Kemarin, rekan saya yang ikut arisan Dinar berteriak “Ayo lanjutkan arisan Dinarnya ! Dinar gak kena redenominasi. Dulu, sekarang hingga kapanpun, 1 Dinar tetap 1 Dinar, gak akan jadi 0,001 Dinar !!”.
Terpicu semangat rekan saya itu akhirnya saya berbagi tulisan ini. Tulisan ini sudah lama dibuat namun belum pernah saya keluarkan karena belum ketemu konteks yang pas. Pekan lalu saya tak lahirkan tulisan, mohon maaf karena sedang pulang kampung pra-ramadhan. Ketika lebaran nanti saya insya Allah tak mudik, karena tak ingin ikut-ikutan “metoo-ism” sebagaimana tulisan saya sebelumnya “Ramadhan, Investasi dan Metoo-ism”. Bagi yang belum kebagian silakan ke Discussion Board group ini, atau ke www.salmadinar.com.
Oke, kembali ke topik.
HARGA dan NILAI ? Dua hal yang samasekali berbeda.

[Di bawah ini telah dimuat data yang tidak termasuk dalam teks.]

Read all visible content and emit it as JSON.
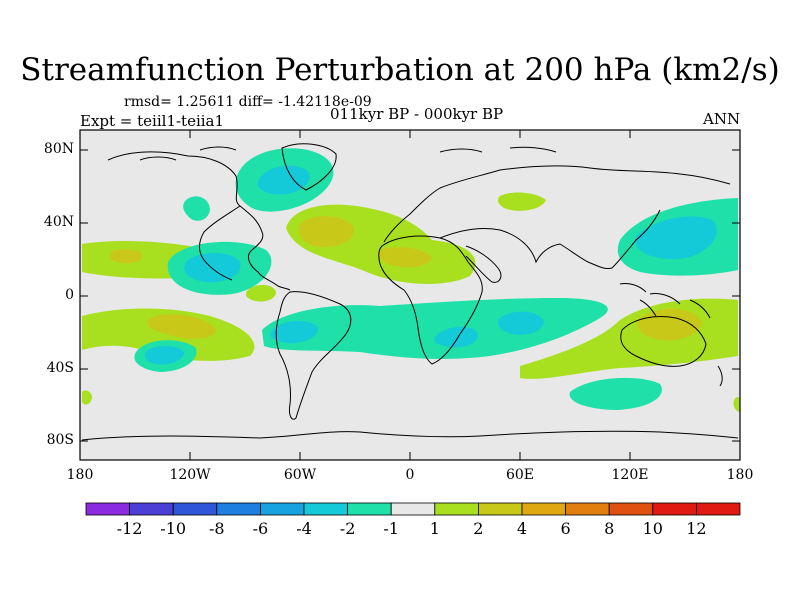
{
  "figure": {
    "title": "Streamfunction Perturbation at 200 hPa (km2/s)",
    "stats": "rmsd= 1.25611 diff= -1.42118e-09",
    "experiment": "Expt = teiil1-teiia1",
    "period": "011kyr BP - 000kyr BP",
    "season": "ANN"
  },
  "axes": {
    "y_ticks": [
      "80N",
      "40N",
      "0",
      "40S",
      "80S"
    ],
    "x_ticks": [
      "180",
      "120W",
      "60W",
      "0",
      "60E",
      "120E",
      "180"
    ]
  },
  "colorbar": {
    "labels": [
      "-12",
      "-10",
      "-8",
      "-6",
      "-4",
      "-2",
      "-1",
      "1",
      "2",
      "4",
      "6",
      "8",
      "10",
      "12"
    ],
    "colors": [
      "#8a2be2",
      "#4b3fd6",
      "#2f56d8",
      "#1e7fe0",
      "#17a3e0",
      "#14c9d8",
      "#1ee0a8",
      "#e8e8e8",
      "#a8e020",
      "#c8c818",
      "#e0a810",
      "#e07e10",
      "#e05010",
      "#e01a10"
    ]
  },
  "colors": {
    "land_background": "#e8e8e8",
    "coastline": "#000000",
    "positive_light": "#a8e020",
    "positive_mid": "#c8c818",
    "negative_light": "#1ee0a8",
    "negative_mid": "#14c9d8"
  }
}
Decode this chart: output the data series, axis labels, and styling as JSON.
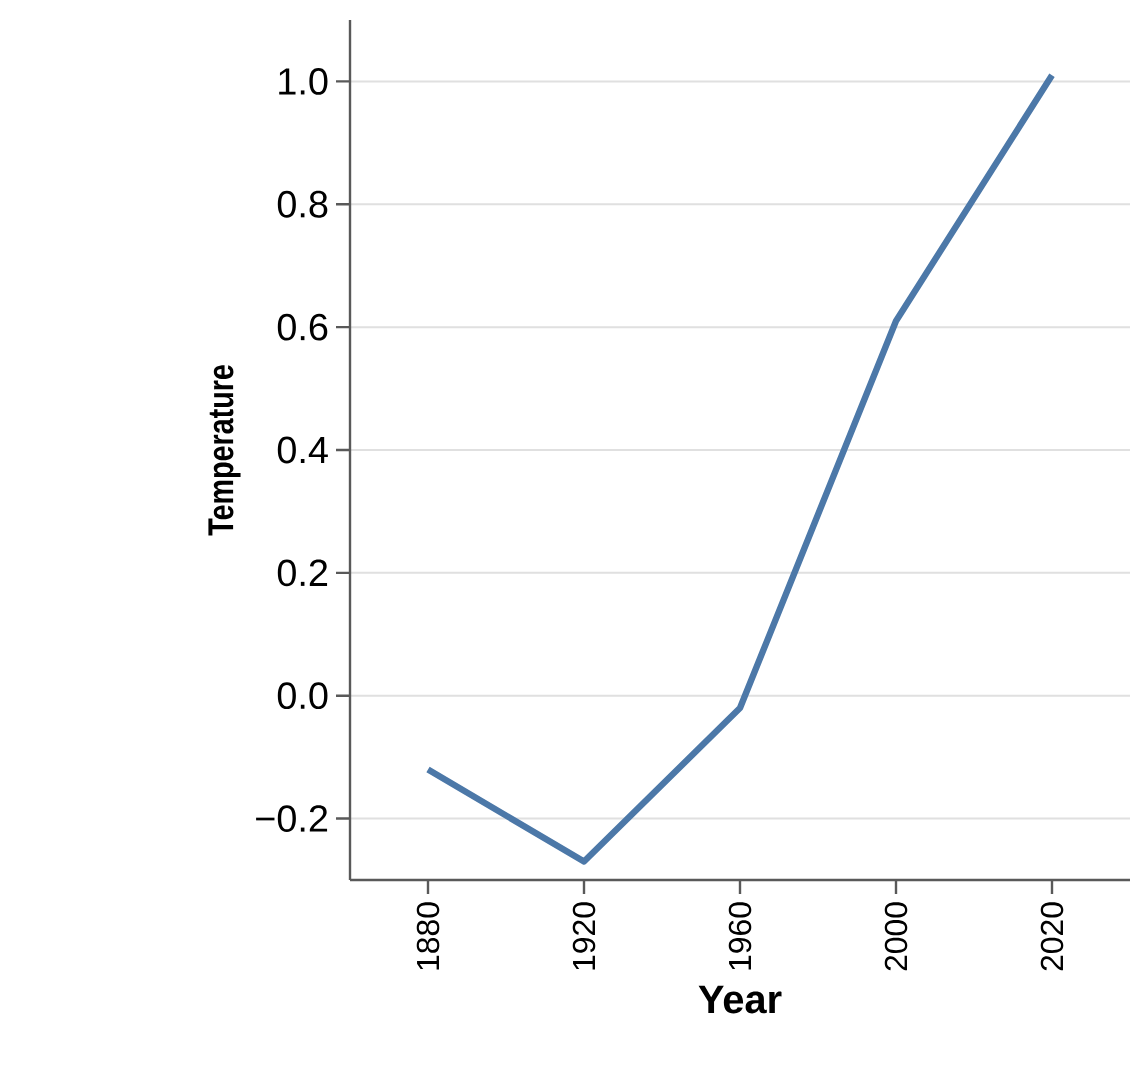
{
  "chart_data": {
    "type": "line",
    "xlabel": "Year",
    "ylabel": "Temperature",
    "categories": [
      "1880",
      "1920",
      "1960",
      "2000",
      "2020"
    ],
    "series": [
      {
        "color": "#4c78a8",
        "values": [
          -0.12,
          -0.27,
          -0.02,
          0.61,
          1.01
        ]
      }
    ],
    "ylim": [
      -0.3,
      1.1
    ],
    "yticks": [
      {
        "value": -0.2,
        "label": "−0.2"
      },
      {
        "value": 0.0,
        "label": "0.0"
      },
      {
        "value": 0.2,
        "label": "0.2"
      },
      {
        "value": 0.4,
        "label": "0.4"
      },
      {
        "value": 0.6,
        "label": "0.6"
      },
      {
        "value": 0.8,
        "label": "0.8"
      },
      {
        "value": 1.0,
        "label": "1.0"
      }
    ],
    "grid": "y",
    "marker": "none",
    "line_style": "solid"
  }
}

Dalam ilmu tentang uang, kita diajarkan pemisahan-pemisahan definisi yang membingungkan.
Tidak sekedar membingungkan secara makna, tapi juga membuat banyak perbedaan pada tataran prakteknya.
Sebut misalnya nilai intrinsik dan nilai ekstrinsik.
Nilai intrinsik uang adalah nilai kandungan material bahan pembuat uang.
Misalkan uang logam, atau uang kertas. Yang dimaksud nilai intrinsik dalam uang logam adalah nilai kandungan logamnya. Atau dalam uang kertas, nilai intrinsik adalah nilai kertas pembuat uang itu.
Sementara nilai ekstrinsik uang adalah stempel nominal yang menempel di badan mata uang tersebut.
Dalam mata uang Singapore Dollar, misalnya 1 cent, 5 cent, 10 dan 50 cent, untuk uang logamnya. Dalam uang kertas Rupiah, ada Rp 1.000 hingga Rp 100.000.
Demikian juga, kita tahu terdapat definisi yang sangat berbeda antara nilai ekstrinsik (nominal) uang dengan purchasing power (daya beli)-nya.
Nominal, atau nilai ekstrinsik, adalah stempel angka sebagaimana disebut di atas.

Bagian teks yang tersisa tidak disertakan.